From Los Alamos National Security, LLC:
LA-CC-15-039
Copyright (c) 2017, Los Alamos National Security, LLC All rights reserved.
Copyright 2017. Los Alamos National Security, LLC. This software was produced
under U.S. Government contract DE-AC52-06NA25396 for Los Alamos National
Laboratory (LANL), which is operated by Los Alamos National Security, LLC for
the U.S. Department of Energy. The U.S. Government has rights to use,
reproduce, and distribute this software.
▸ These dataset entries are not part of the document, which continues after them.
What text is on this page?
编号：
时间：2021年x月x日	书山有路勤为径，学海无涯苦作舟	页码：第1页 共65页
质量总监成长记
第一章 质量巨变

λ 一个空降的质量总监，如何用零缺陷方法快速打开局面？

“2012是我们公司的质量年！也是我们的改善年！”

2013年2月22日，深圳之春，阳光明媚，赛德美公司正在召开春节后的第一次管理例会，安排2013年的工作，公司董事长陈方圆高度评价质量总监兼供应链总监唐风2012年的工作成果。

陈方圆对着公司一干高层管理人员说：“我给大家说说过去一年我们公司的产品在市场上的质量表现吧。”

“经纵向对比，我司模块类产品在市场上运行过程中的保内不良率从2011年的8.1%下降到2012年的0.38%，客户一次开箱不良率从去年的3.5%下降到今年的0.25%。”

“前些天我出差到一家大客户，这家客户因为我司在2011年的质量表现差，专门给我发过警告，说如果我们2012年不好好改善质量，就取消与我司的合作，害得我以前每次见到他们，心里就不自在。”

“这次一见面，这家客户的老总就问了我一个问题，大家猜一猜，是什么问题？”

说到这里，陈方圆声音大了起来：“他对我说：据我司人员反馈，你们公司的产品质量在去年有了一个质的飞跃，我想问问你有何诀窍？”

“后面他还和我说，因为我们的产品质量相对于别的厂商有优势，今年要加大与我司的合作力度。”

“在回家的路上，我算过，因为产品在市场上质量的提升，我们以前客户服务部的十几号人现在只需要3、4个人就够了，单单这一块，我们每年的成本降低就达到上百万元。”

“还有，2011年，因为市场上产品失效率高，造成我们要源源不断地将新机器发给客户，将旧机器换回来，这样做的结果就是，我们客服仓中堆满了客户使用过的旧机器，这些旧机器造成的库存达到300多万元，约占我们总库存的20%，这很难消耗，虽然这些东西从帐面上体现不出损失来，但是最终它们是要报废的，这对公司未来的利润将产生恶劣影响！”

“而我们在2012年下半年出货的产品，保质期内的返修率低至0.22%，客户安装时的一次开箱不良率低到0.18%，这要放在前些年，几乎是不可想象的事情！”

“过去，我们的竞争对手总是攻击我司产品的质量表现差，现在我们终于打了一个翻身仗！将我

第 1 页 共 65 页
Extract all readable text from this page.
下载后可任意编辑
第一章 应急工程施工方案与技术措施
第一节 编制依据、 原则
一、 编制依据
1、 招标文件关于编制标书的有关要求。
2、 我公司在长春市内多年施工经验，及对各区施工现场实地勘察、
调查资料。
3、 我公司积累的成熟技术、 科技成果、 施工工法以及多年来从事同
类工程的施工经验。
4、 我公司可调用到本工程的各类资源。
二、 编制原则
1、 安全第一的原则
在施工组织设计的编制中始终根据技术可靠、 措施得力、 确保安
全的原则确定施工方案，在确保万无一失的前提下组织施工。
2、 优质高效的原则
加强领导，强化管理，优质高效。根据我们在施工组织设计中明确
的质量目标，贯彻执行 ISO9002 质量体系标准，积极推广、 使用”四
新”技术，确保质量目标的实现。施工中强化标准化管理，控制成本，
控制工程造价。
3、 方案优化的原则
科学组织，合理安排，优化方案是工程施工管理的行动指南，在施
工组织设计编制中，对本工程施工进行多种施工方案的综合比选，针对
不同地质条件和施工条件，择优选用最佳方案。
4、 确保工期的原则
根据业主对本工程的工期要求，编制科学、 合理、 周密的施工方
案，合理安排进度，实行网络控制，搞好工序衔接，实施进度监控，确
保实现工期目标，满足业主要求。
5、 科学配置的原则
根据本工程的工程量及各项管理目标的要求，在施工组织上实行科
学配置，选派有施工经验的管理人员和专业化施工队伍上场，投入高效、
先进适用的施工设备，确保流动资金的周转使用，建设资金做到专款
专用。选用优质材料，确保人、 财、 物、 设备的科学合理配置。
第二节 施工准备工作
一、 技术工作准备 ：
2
NEITHER THE GOVERNMENT NOR LOS
ALAMOS NATIONAL SECURITY, LLC MAKES ANY WARRANTY, EXPRESS OR IMPLIED, OR
ASSUMES ANY LIABILITY FOR THE USE OF THIS SOFTWARE. If software is
modified to produce derivative works, such modified software should be
clearly marked, so as not to confuse it with the version available from
LANL.
THIS SOFTWARE IS PROVIDED BY LOS ALAMOS NATIONAL SECURITY, LLC AND CONTRIBUTORS
"AS IS" AND ANY EXPRESS OR IMPLIED WARRANTIES, INCLUDING, BUT NOT LIMITED TO,
THE IMPLIED WARRANTIES OF MERCHANTABILITY AND FITNESS FOR A PARTICULAR PURPOSE
ARE DISCLAIMED. IN NO EVENT SHALL LOS ALAMOS NATIONAL SECURITY, LLC OR
CONTRIBUTORS BE LIABLE FOR ANY DIRECT, INDIRECT, INCIDENTAL, SPECIAL,
EXEMPLARY, OR CONSEQUENTIAL DAMAGES (INCLUDING, BUT NOT LIMITED TO, PROCUREMENT
OF SUBSTITUTE GOODS OR SERVICES; LOSS OF USE, DATA, OR PROFITS; OR BUSINESS
INTERRUPTION) HOWEVER CAUSED AND ON ANY THEORY OF LIABILITY, WHETHER IN
CONTRACT, STRICT LIABILITY, OR TORT (INCLUDING NEGLIGENCE OR OTHERWISE) ARISING
IN ANY WAY OUT OF THE USE OF THIS SOFTWARE, EVEN IF ADVISED OF THE POSSIBILITY
OF SUCH DAMAGE.
bfwi - breadth first walk of input tree to list the tree, or create a GUFI index-tree
Usage: bfwi [options] input_dir
options:
-h help
-H show assigned input values (debugging)
-p print files as they are encountered
-n <threads> number of threads
-d <delim> delimiter (one char)
-x pull xattrs from source file-sys into GUFI
-P print directories as they are encountered
-b build GUFI index tree
-o <out_fname> output file (one-per-thread, with thread-id suffix)
-D dont descend in the tree (make a single gufi db at one level of the tree
-t <to_dir> place to put gufi tree (remember it will put the top of the src directory in this to_dir directory
-u input mode is from a file so input is a file not a dir
future options:
-U create by user summary per directory
-G create by group summary per directory
If -P -p and -x are used in conjunction with -o to create an output file per thread
the format of the files created make it so that you can run bfwi again against one or all of them concantenated) with the -u option
Flow:
input is either a directory to walk or a file that is formatted properly for input using the -u option
file format is directory then files/links in that directory following the directory record
record format is pathname, type, stat info, linkname, xattrs delimited.
input directory is put on a queue
output file(s) are opened one per thread
threads are started
loop assigning work (directories) from queue to threads
each thread lists the directory readdir/stat and xattr if called for
if directory put it on the queue and duplicate the directory if making a gufi
if link or file print it to screen or out file
and build an entries table with entries and keep a sum for the directory
close directory
write directory summary table
end
close output files if needed
you can end up with an output file per thread
Location of GUFI-tree:
bfwi will re-create the dir-path of <input_dir> underneath <to_dir>.
For example, if <input_dir> is /a/b/c and <to_dir> is /q/r/s, the GUFI-tree will
be created at /q/r/s/a/b/c.
This would be the path to provide to other commands that take a
GUFI-tree as input. We have debated whether the GUFI-tree should just
be build at /q/r/s/c. That may come in a future release. We're open
to discussion.
If you are putting your GUFI-tree index right into the source tree, you must follow the same syntax where input_dir is the top of the src tree and -t to dir is the directory above the source tree. This keeps the same syntax for where you want your gufi tree built.
Bfwi will recognize that the to dir and input dir are the same real paths and if so will save some work on creating output directories, setting the mode of the output directories, and will ignore the database file (DBNAME defined in bf.h default db.db) when building the index. This way indexes built in the source tree and in another tree will create the exact same index.